Das Gutachten wurde uns nie vorgestellt.
Dem Gesamtbetriebsrat auch nicht?
Nein. Selbst die Stadt Leer hat es nicht bekommen, als sie um Einsicht bat. Wir sollen der Geschäftsleitung glauben, dass wir weggeputzt werden müssen. Die entsprechenden Zahlen dürfen wir nicht nachprüfen. Aber ich befürchte, der Grund, weswegen wir das Gutachten nicht sehen dürfen, ist viel dramatischer.
Spannen Sie mich nicht auf die Folter.
Ich glaube in dem Gutachten steht, das die Nordmilch sich allein durch die Schließung der drei Werke nicht sanieren kann.

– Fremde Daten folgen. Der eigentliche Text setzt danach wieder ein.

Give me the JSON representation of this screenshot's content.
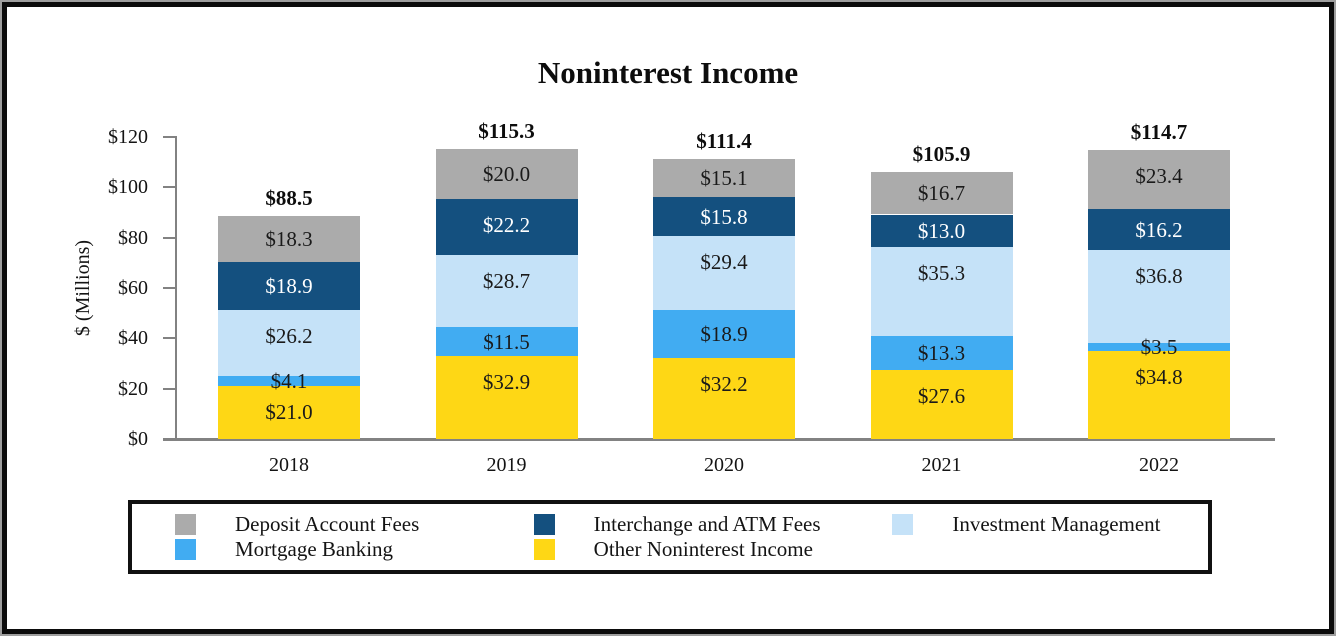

Da kommt noch was nach.
Was sind unter diesen Umständen die Ziele des Kampfes der Belegschaft?
Sieht schlecht aus. Belegschaft, Stadt, Kreis und Landes- sowie Bundespolitiker versuchen eine alternative Produktion für Leer zu finden. So wie das Werk jetzt besteht, wird es möglicherweise nicht weiterbestehen können. Aber gerade die schwer vermittelbaren Kollegen um die vierzig brauchen eine Perspektive. Dann müssen wir so viele wie irgend möglich in anderen Nordmilch-Werken unterbringen. Dazu hat sich die Geschäftsleitung noch nicht geäußert. Dann brauchen wir ausreichende Sozialpläne. Hier haben wir bislang ganz gute Ergebnisse erzielt.